Voilà maintenant dix ans, alors que le cyclone Mitch avait fait des dizaines
de milliers de victimes dans les Caraïbes et en Amérique centrale, Cuba créa
l’École latino-américaine de médecine (ELAM) pour former les médecins
latino-américains et caribéens qui sauveraient un jour des millions de vies,
mais qui serviraient avant tout d’exemples dans le noble exercice de la
profession médicale.
Voilà pourquoi des dizaines de jeunes du Venezuela et d’autres pays
latino-américains diplômés de l’ÉLAM se retrouveront en Haïti aux côtés des
Cubains, car beaucoup nous ont fait savoir de tous les recoins du continent
leur désir de collaborer à la noble tâche de sauver des vies d’enfants, de
femmes et d’hommes, de jeunes et de personnes âgées.

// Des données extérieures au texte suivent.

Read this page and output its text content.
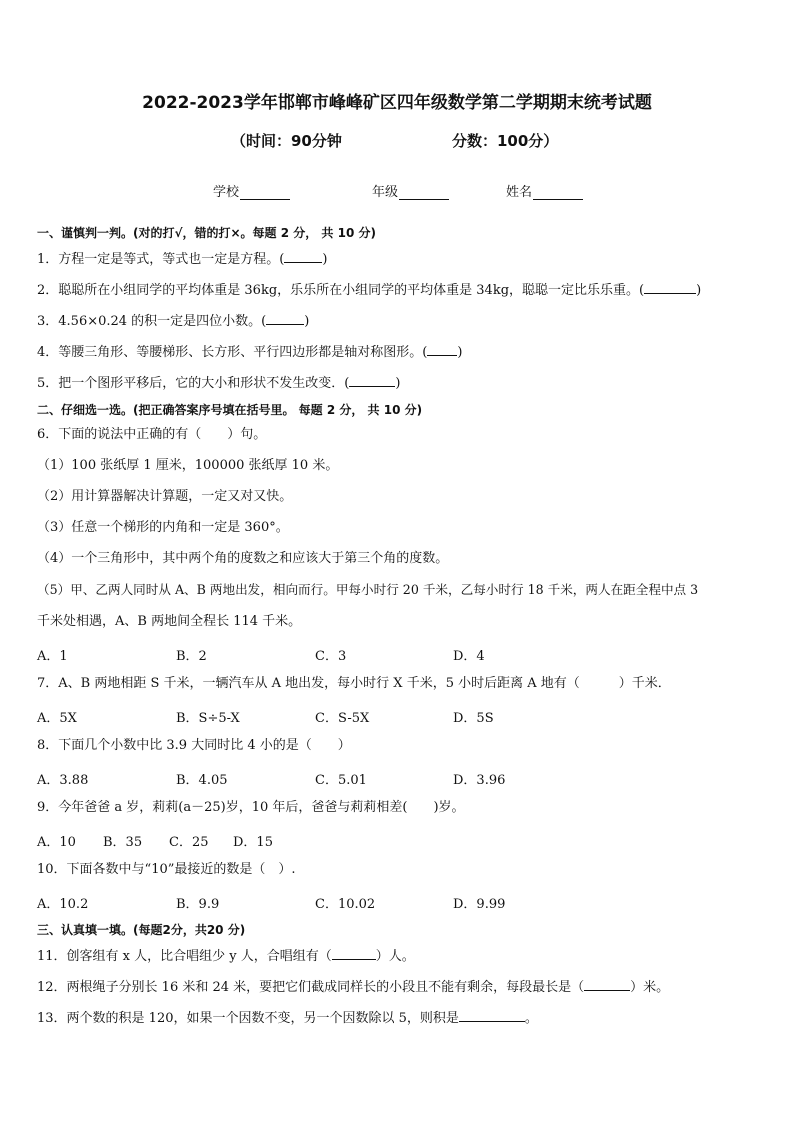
2022-2023学年邯郸市峰峰矿区四年级数学第二学期期末统考试题
（时间：90分钟	分数：100分）
学校	年级	姓名
一、谨慎判一判。(对的打√，错的打×。每题 2 分， 共 10 分)
1．方程一定是等式，等式也一定是方程。(	)
2．聪聪所在小组同学的平均体重是 36kg，乐乐所在小组同学的平均体重是 34kg，聪聪一定比乐乐重。(	)
3．4.56×0.24 的积一定是四位小数。(	)
4．等腰三角形、等腰梯形、长方形、平行四边形都是轴对称图形。( )
5．把一个图形平移后，它的大小和形状不发生改变．(	)
二、仔细选一选。(把正确答案序号填在括号里。 每题 2 分， 共 10 分)
6．下面的说法中正确的有（　　）句。
（1）100 张纸厚 1 厘米，100000 张纸厚 10 米。
（2）用计算器解决计算题，一定又对又快。
（3）任意一个梯形的内角和一定是 360°。
（4）一个三角形中，其中两个角的度数之和应该大于第三个角的度数。
（5）甲、乙两人同时从 A、B 两地出发，相向而行。甲每小时行 20 千米，乙每小时行 18 千米，两人在距全程中点 3
千米处相遇，A、B 两地间全程长 114 千米。
A．1	B．2	C．3	D．4
7．A、B 两地相距 S 千米，一辆汽车从 A 地出发，每小时行 X 千米，5 小时后距离 A 地有（　　　）千米．
A．5X	B．S÷5-X	C．S-5X	D．5S
8．下面几个小数中比 3.9 大同时比 4 小的是（　　）
A．3.88	B．4.05	C．5.01	D．3.96
9．今年爸爸 a 岁，莉莉(a－25)岁，10 年后，爸爸与莉莉相差(　　)岁。
A．10 B．35 C．25 D．15
10．下面各数中与“10”最接近的数是（　）.
A．10.2	B．9.9	C．10.02	D．9.99
三、认真填一填。(每题2分，共20 分)
11．创客组有 x 人，比合唱组少 y 人，合唱组有（	）人。
12．两根绳子分别长 16 米和 24 米，要把它们截成同样长的小段且不能有剩余，每段最长是（	）米。
13．两个数的积是 120，如果一个因数不变，另一个因数除以 5，则积是	。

Il y aura des dizaines d’hôpitaux de campagne, des centres de
physiothérapie et des hôpitaux où prêteront service plus de mille médecins et
étudiants des dernières années de médecine, provenant d’Haïti, du Venezuela, de
Saint-Domingue, de la Bolivie, du Nicaragua, de l’Équateur, du Brésil, du Chili
et des autres pays frères. Nous avons même l’honneur de pouvoir compter sur des
médecins étasuniens eux aussi diplômés de l’ÉLAM. Nous sommes prêts à coopérer
avec les pays et les institutions qui souhaiteraient participer à ces efforts
visant à prêter des services médicaux en Haïti.
Le Venezuela a déjà fourni des
tentes, des équipements médicaux, des médicaments et des aliments. Le
gouvernement haïtien offre toute sa coopération et tout son soutien à cet
effort qui vise à apporter des services de santé gratuits au plus grand nombre
possible d’Haïtiens, pour lesquels ce sera une consolation au milieu de la pire
tragédie survenue sur notre continent.